You might be acquainted with the Celery Distributed Task Queue, which is a proven way to process vast amounts of messages. Messages containing tasks for your software stack to eventually finish doing, for example.
However, Celery is slightly cumbersome to set up (no rocket surgery, but the RabbitMQ message broker that generally is advisable to use in concert can be hairy). Enter the Redis memory DB and RQ.
RQ (Redis Queue) is a simple Python library for queueing jobs and processing them in the background with workers. It is backed by Redis and it is designed to have a low barrier to entry. It can be integrated in your web stack easily.
Ensuring Redis to have decent persistence is key of course, as you likely do not want to lose messages if they contain jobs that really need to be done. Enabling RDB + AOF will take care of that, so be sure to set those in the Redis configuration file.

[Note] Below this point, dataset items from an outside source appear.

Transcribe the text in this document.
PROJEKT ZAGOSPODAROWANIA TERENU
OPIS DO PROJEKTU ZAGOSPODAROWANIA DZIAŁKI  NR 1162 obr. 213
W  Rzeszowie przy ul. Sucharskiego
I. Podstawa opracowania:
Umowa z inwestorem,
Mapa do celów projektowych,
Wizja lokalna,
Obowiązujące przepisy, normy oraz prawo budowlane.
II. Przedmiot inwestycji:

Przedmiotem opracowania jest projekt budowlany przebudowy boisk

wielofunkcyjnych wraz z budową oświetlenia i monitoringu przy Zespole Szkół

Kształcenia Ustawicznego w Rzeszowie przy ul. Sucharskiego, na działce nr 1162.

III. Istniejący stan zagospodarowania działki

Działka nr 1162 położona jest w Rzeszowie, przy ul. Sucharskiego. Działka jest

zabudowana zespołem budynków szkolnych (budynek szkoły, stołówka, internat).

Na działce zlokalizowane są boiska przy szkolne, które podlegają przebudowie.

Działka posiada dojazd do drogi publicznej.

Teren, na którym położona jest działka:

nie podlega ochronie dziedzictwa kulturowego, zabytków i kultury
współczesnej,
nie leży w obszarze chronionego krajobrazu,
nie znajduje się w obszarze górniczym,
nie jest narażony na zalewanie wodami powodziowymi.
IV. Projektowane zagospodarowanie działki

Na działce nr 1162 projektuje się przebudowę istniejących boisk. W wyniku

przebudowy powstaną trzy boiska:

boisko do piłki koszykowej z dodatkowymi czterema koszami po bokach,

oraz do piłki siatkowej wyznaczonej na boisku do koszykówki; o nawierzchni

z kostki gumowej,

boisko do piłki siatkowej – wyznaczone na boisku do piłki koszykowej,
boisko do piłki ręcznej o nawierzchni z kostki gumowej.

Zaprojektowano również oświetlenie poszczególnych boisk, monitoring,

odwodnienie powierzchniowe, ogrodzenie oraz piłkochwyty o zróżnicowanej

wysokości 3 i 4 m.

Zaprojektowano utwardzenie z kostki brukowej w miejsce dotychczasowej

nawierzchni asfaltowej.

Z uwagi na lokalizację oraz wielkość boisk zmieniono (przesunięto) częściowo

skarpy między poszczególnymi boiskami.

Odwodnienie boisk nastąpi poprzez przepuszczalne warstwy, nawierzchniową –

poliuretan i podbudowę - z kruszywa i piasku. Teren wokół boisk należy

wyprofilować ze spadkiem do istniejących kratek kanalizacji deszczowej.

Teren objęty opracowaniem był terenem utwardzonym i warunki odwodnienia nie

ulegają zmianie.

Myself, I've been enjoying (!) myself implementing background tasks at work. It makes scaling of course so much easier and better, and RQ might say it's simple, but it's pretty complete with things like the FailedJobRegistry, where information about jobs that somehow did not complete (e.g., crashed for example) is kept, including stack traces. Pretty nifty, and helpful to have in our dashboard.
Anyways, recommended for when you're looking into making your (Python) software a bit more asynchronous, and/or you want to spread the load over multiple nodes.